Как-то я застала Абрама Ефимовича печальным и рассеянным. Он не напевал, не бормотал себе под нос какие-то свои словечки, расхаживая с кистью возле портрета; он был усталым и молчаливым. Не хотелось проявлять назойливости и расспрашивать, в то же время не замечать его подавленности и не реагировать на это было невозможно.
— Вы сегодня в плохом настроении?
Против моего ожидания он сразу и откровенно сказал мне:
— Чего же хуже? Забраковали моего Калинина!
— Неужели? Но почему?
Абрам Ефимович почти одновременно с моим портретом начал писать портрет Михаила Ивановича Калинина. Писал его с душой, с увлечением — уж очень ему нравился оригинал. Иногда он повторял высказывания Калинина о живописи и литературе, рассказы о его молодости и дореволюционном прошлом и повторял: «умница», «самородок», «интереснейший человек». Михаил Иванович, по-видимому, верил в этот портрет, раз он при своей огромной занятости находил время позировать Архипову.
Портрет предназначался для Кремлевского дворца, а также для массовой красочной репродукции. И вдруг комиссия не приняла этой работы.
— Мне заявили, что портрет не годится, потому что Калинин изображен в темном пиджаке, в белой рубашке с воротничком и при галстуке. Но ведь я его только в таком виде и встречал. И при первом нашем знакомстве и когда он позировал мне, Михаил Иванович носил темную пиджачную пару, белую рубашку и галстук. Вам, даме, я мог предложить выбрать, в чем вас писать: в белом, розовом или голубом. Но мужчина, государственный деятель! Как бы я мог осмелиться предложить такому человеку: «Михаил Иванович, наденьте косоворотку или гимнастерку». А теперь этим «буржуазным» костюмом комиссия мотивирует свой отказ принять портрет! Писать его в поддевке или вышитой рубашке — ведь это была бы фальсификация, фальшь! А они там в комиссии твердят: «Абрам Ефимович, дорогой, золотой, такой-сякой, ведь это пустяковое дело: за два часа вы переделаете пиджак и рубашку с воротничком на наглухо застегнутую косоворотку». Я наотрез отказался, да еще и вспылил, наговорил много лишнего. Я сказал, что портному легко переодеть из одного костюма в другой, а художнику очень трудно. Что ж, они не понимают сами, что ли, ведь и фон, и вся цветовая гамма картины, и колорит лица — все меняется от цвета и формы одежды. Другие складки на шее, другие блики на щеках, даже глаза другие… А главное, ведь Калинин так одевается в жизни, когда беседует с «ходоками» из деревень, с рабфаковцами или с наркомами.

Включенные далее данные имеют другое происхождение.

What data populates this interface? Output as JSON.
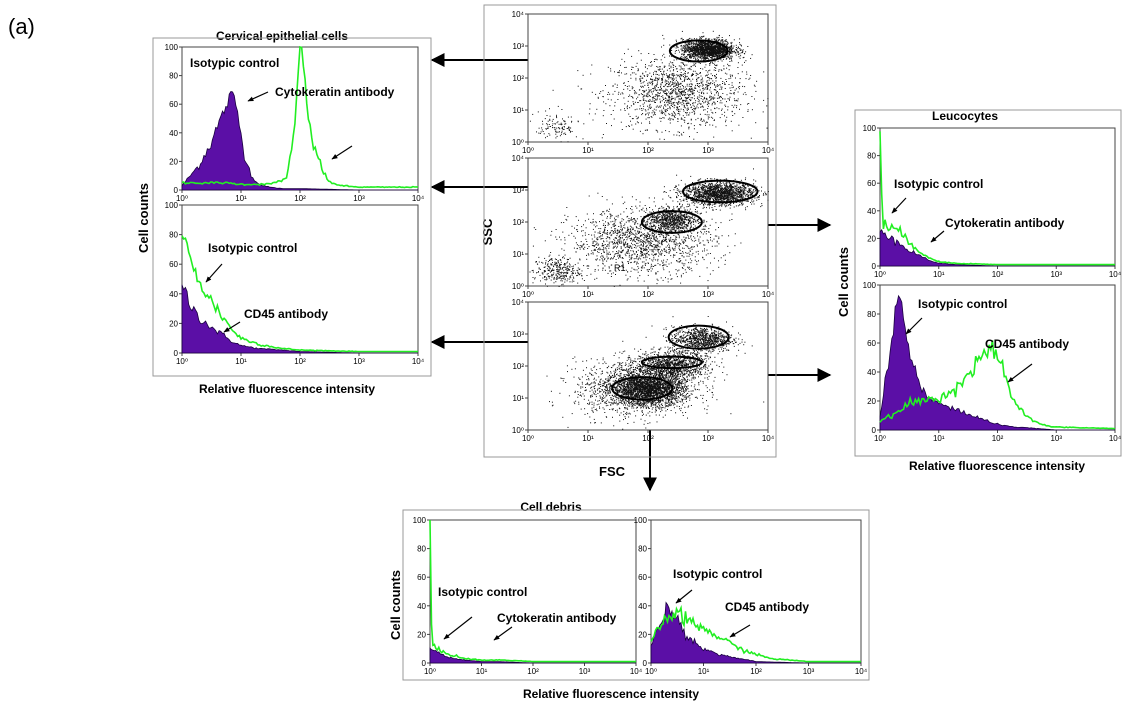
{
  "panel_label": "(a)",
  "axis_labels": {
    "cell_counts": "Cell counts",
    "rel_fluor": "Relative fluorescence intensity",
    "ssc": "SSC",
    "fsc": "FSC",
    "gate_r1": "R1"
  },
  "group_titles": {
    "epithelial": "Cervical epithelial cells",
    "leucocytes": "Leucocytes",
    "debris": "Cell debris"
  },
  "legend": {
    "isotypic": "Isotypic control",
    "cytokeratin": "Cytokeratin antibody",
    "cd45": "CD45 antibody"
  },
  "colors": {
    "isotypic_fill": "#5b0fa6",
    "antibody_line": "#22ee22",
    "scatter_dot": "#111111"
  },
  "chart_data": [
    {
      "type": "area",
      "id": "epi_cytokeratin",
      "xscale": "log",
      "xlim": [
        1,
        10000
      ],
      "xticks": [
        "10⁰",
        "10¹",
        "10²",
        "10³",
        "10⁴"
      ],
      "yticks": [
        "0",
        "20",
        "40",
        "60",
        "80",
        "100"
      ],
      "ylim": [
        0,
        100
      ],
      "series": [
        {
          "name": "Isotypic control",
          "style": "filled",
          "x": [
            1,
            2,
            3,
            4,
            5,
            6,
            7,
            8,
            9,
            10,
            12,
            15,
            20,
            30,
            50,
            100,
            1000,
            10000
          ],
          "y": [
            3,
            18,
            32,
            44,
            54,
            62,
            66,
            62,
            52,
            38,
            22,
            10,
            4,
            2,
            1,
            1,
            0,
            0
          ]
        },
        {
          "name": "Cytokeratin antibody",
          "style": "line",
          "x": [
            1,
            5,
            10,
            30,
            60,
            80,
            100,
            120,
            140,
            170,
            200,
            250,
            300,
            500,
            1000,
            10000
          ],
          "y": [
            5,
            5,
            4,
            4,
            8,
            40,
            100,
            85,
            45,
            30,
            25,
            12,
            6,
            3,
            2,
            2
          ]
        }
      ]
    },
    {
      "type": "area",
      "id": "epi_cd45",
      "xscale": "log",
      "xlim": [
        1,
        10000
      ],
      "xticks": [
        "10⁰",
        "10¹",
        "10²",
        "10³",
        "10⁴"
      ],
      "yticks": [
        "0",
        "20",
        "40",
        "60",
        "80",
        "100"
      ],
      "ylim": [
        0,
        100
      ],
      "series": [
        {
          "name": "Isotypic control",
          "style": "filled",
          "x": [
            1,
            1.5,
            2,
            3,
            5,
            7,
            10,
            20,
            50,
            100,
            1000,
            10000
          ],
          "y": [
            45,
            30,
            24,
            18,
            12,
            8,
            5,
            3,
            2,
            1,
            0,
            0
          ]
        },
        {
          "name": "CD45 antibody",
          "style": "line",
          "x": [
            1,
            1.5,
            2,
            3,
            5,
            7,
            10,
            20,
            50,
            100,
            1000,
            10000
          ],
          "y": [
            82,
            58,
            48,
            36,
            24,
            16,
            10,
            6,
            3,
            2,
            1,
            1
          ]
        }
      ]
    },
    {
      "type": "scatter",
      "id": "fsc_ssc_1",
      "xscale": "log",
      "yscale": "log",
      "xlim": [
        1,
        10000
      ],
      "ylim": [
        1,
        10000
      ],
      "xticks": [
        "10⁰",
        "10¹",
        "10²",
        "10³",
        "10⁴"
      ],
      "yticks": [
        "10⁰",
        "10¹",
        "10²",
        "10³",
        "10⁴"
      ],
      "clusters": [
        {
          "cx": 300,
          "cy": 35,
          "sx": 0.55,
          "sy": 0.55,
          "n": 1400
        },
        {
          "cx": 1000,
          "cy": 800,
          "sx": 0.22,
          "sy": 0.16,
          "n": 1700
        },
        {
          "cx": 3,
          "cy": 3,
          "sx": 0.18,
          "sy": 0.25,
          "n": 120
        }
      ],
      "gates": [
        {
          "cx": 700,
          "cy": 700,
          "rx": 0.48,
          "ry": 0.33
        }
      ]
    },
    {
      "type": "scatter",
      "id": "fsc_ssc_2",
      "xscale": "log",
      "yscale": "log",
      "xlim": [
        1,
        10000
      ],
      "ylim": [
        1,
        10000
      ],
      "xticks": [
        "10⁰",
        "10¹",
        "10²",
        "10³",
        "10⁴"
      ],
      "yticks": [
        "10⁰",
        "10¹",
        "10²",
        "10³",
        "10⁴"
      ],
      "clusters": [
        {
          "cx": 80,
          "cy": 25,
          "sx": 0.6,
          "sy": 0.5,
          "n": 1500
        },
        {
          "cx": 1500,
          "cy": 800,
          "sx": 0.3,
          "sy": 0.18,
          "n": 1600
        },
        {
          "cx": 250,
          "cy": 120,
          "sx": 0.2,
          "sy": 0.2,
          "n": 700
        },
        {
          "cx": 3,
          "cy": 3,
          "sx": 0.2,
          "sy": 0.22,
          "n": 300
        }
      ],
      "gates": [
        {
          "cx": 1600,
          "cy": 900,
          "rx": 0.62,
          "ry": 0.34
        },
        {
          "cx": 250,
          "cy": 100,
          "rx": 0.5,
          "ry": 0.34
        }
      ]
    },
    {
      "type": "scatter",
      "id": "fsc_ssc_3",
      "xscale": "log",
      "yscale": "log",
      "xlim": [
        1,
        10000
      ],
      "ylim": [
        1,
        10000
      ],
      "xticks": [
        "10⁰",
        "10¹",
        "10²",
        "10³",
        "10⁴"
      ],
      "yticks": [
        "10⁰",
        "10¹",
        "10²",
        "10³",
        "10⁴"
      ],
      "clusters": [
        {
          "cx": 60,
          "cy": 20,
          "sx": 0.5,
          "sy": 0.45,
          "n": 1200
        },
        {
          "cx": 100,
          "cy": 20,
          "sx": 0.3,
          "sy": 0.25,
          "n": 2200
        },
        {
          "cx": 250,
          "cy": 110,
          "sx": 0.3,
          "sy": 0.22,
          "n": 1100
        },
        {
          "cx": 800,
          "cy": 700,
          "sx": 0.25,
          "sy": 0.2,
          "n": 900
        }
      ],
      "gates": [
        {
          "cx": 700,
          "cy": 800,
          "rx": 0.5,
          "ry": 0.36
        },
        {
          "cx": 250,
          "cy": 130,
          "rx": 0.5,
          "ry": 0.18
        },
        {
          "cx": 80,
          "cy": 20,
          "rx": 0.5,
          "ry": 0.35
        }
      ]
    },
    {
      "type": "area",
      "id": "leuco_cytokeratin",
      "xscale": "log",
      "xlim": [
        1,
        10000
      ],
      "xticks": [
        "10⁰",
        "10¹",
        "10²",
        "10³",
        "10⁴"
      ],
      "yticks": [
        "0",
        "20",
        "40",
        "60",
        "80",
        "100"
      ],
      "ylim": [
        0,
        100
      ],
      "series": [
        {
          "name": "Isotypic control",
          "style": "filled",
          "x": [
            1,
            1.5,
            2,
            3,
            5,
            7,
            10,
            20,
            100,
            1000,
            10000
          ],
          "y": [
            26,
            22,
            18,
            12,
            7,
            4,
            2,
            1,
            0,
            0,
            0
          ]
        },
        {
          "name": "Cytokeratin antibody",
          "style": "line",
          "x": [
            1,
            1.1,
            1.5,
            2,
            3,
            5,
            7,
            10,
            20,
            100,
            1000,
            10000
          ],
          "y": [
            100,
            30,
            28,
            25,
            18,
            10,
            6,
            3,
            2,
            1,
            1,
            1
          ]
        }
      ]
    },
    {
      "type": "area",
      "id": "leuco_cd45",
      "xscale": "log",
      "xlim": [
        1,
        10000
      ],
      "xticks": [
        "10⁰",
        "10¹",
        "10²",
        "10³",
        "10⁴"
      ],
      "yticks": [
        "0",
        "20",
        "40",
        "60",
        "80",
        "100"
      ],
      "ylim": [
        0,
        100
      ],
      "series": [
        {
          "name": "Isotypic control",
          "style": "filled",
          "x": [
            1,
            1.5,
            2,
            2.5,
            3,
            4,
            5,
            7,
            10,
            20,
            50,
            100,
            200,
            500,
            1000,
            10000
          ],
          "y": [
            10,
            55,
            95,
            78,
            60,
            40,
            28,
            22,
            18,
            14,
            8,
            4,
            2,
            1,
            0,
            0
          ]
        },
        {
          "name": "CD45 antibody",
          "style": "line",
          "x": [
            1,
            2,
            3,
            5,
            10,
            20,
            40,
            60,
            80,
            100,
            150,
            200,
            400,
            700,
            1000,
            10000
          ],
          "y": [
            6,
            12,
            18,
            20,
            22,
            30,
            42,
            52,
            58,
            50,
            30,
            18,
            6,
            3,
            2,
            1
          ]
        }
      ]
    },
    {
      "type": "area",
      "id": "debris_cytokeratin",
      "xscale": "log",
      "xlim": [
        1,
        10000
      ],
      "xticks": [
        "10⁰",
        "10¹",
        "10²",
        "10³",
        "10⁴"
      ],
      "yticks": [
        "0",
        "20",
        "40",
        "60",
        "80",
        "100"
      ],
      "ylim": [
        0,
        100
      ],
      "series": [
        {
          "name": "Isotypic control",
          "style": "filled",
          "x": [
            1,
            1.5,
            2,
            3,
            5,
            10,
            20,
            100,
            10000
          ],
          "y": [
            10,
            7,
            5,
            3,
            2,
            1,
            1,
            0,
            0
          ]
        },
        {
          "name": "Cytokeratin antibody",
          "style": "line",
          "x": [
            1,
            1.08,
            1.3,
            2,
            3,
            5,
            10,
            30,
            100,
            1000,
            10000
          ],
          "y": [
            100,
            14,
            10,
            7,
            5,
            3,
            2,
            2,
            1,
            1,
            1
          ]
        }
      ]
    },
    {
      "type": "area",
      "id": "debris_cd45",
      "xscale": "log",
      "xlim": [
        1,
        10000
      ],
      "xticks": [
        "10⁰",
        "10¹",
        "10²",
        "10³",
        "10⁴"
      ],
      "yticks": [
        "0",
        "20",
        "40",
        "60",
        "80",
        "100"
      ],
      "ylim": [
        0,
        100
      ],
      "series": [
        {
          "name": "Isotypic control",
          "style": "filled",
          "x": [
            1,
            1.5,
            2,
            3,
            4,
            6,
            10,
            20,
            50,
            100,
            1000,
            10000
          ],
          "y": [
            12,
            28,
            40,
            32,
            24,
            16,
            10,
            6,
            3,
            1,
            0,
            0
          ]
        },
        {
          "name": "CD45 antibody",
          "style": "line",
          "x": [
            1,
            1.5,
            2,
            3,
            4,
            6,
            10,
            20,
            50,
            100,
            200,
            1000,
            10000
          ],
          "y": [
            14,
            26,
            32,
            34,
            32,
            28,
            24,
            18,
            10,
            6,
            3,
            1,
            1
          ]
        }
      ]
    }
  ]
}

Почему же на моем портрете он должен быть «ряженым»? Зачем нам эта демагогия? Ничего не буду менять!
В утешение я рассказала Абраму Ефимовичу, что аналогичная история произошла с портретом Анатолия Васильевича кисти Келина.
Келин обычно приезжал к Анатолию Васильевичу домой рано утром, до отъезда его в Наркомпрос, когда он диктовал стенографистке в своем маленьком рабочем кабинете. Келин написал Анатолия Васильевича на фоне книжного шкафа красного дерева, и этот шкаф был виновен в том, что портрет отвергли. Между тем это был, пожалуй, самый удачный и самый похожий портрет Луначарского.
К моему огорчению, этот пример еще больше расстроил Абрама Ефимовича: он ценил и уважал Келина и возмущался придирками комиссии.
— Помилуйте, как же министру, то бишь наркому, писателю, ученому не иметь книг? А где же их хранить, как не в шкафу? Почему же Анатолию Васильевичу не иметь хороший книжный шкаф? Демагогия, бессмыслица! А мое положение? Теперь мне совестно будет взглянуть на Михаила Ивановича: столько времени у него отнял!
— Но ведь вы не виноваты… Абрам Ефимович, все-таки сделайте уступку: нарядите Калинина в серую рубашку и без галстука.
— Ни за что! Ведь я написал Калинина, каким видел его чуть не ежедневно, для народа, а не для комиссии. Неужели вы не понимаете?
Я понимала, что передо мной необыкновенно искренний человек, горячий и бескомпромиссный. Высказав свои обиды и неудовольствия, он как-то сразу успокоился.
— Вы мне сейчас очень правильно все сказали. Правильно и разумно. Ну, а теперь, пожалуй, займемся нашим портретом. После разговора с вами мне стало легче.
Откровенно говоря, я ничего не сказала ему ни «разумного», ни «правильного» — просто я была молчаливой и доброжелательной слушательницей, и, очевидно, ему в тот момент это было особенно нужно.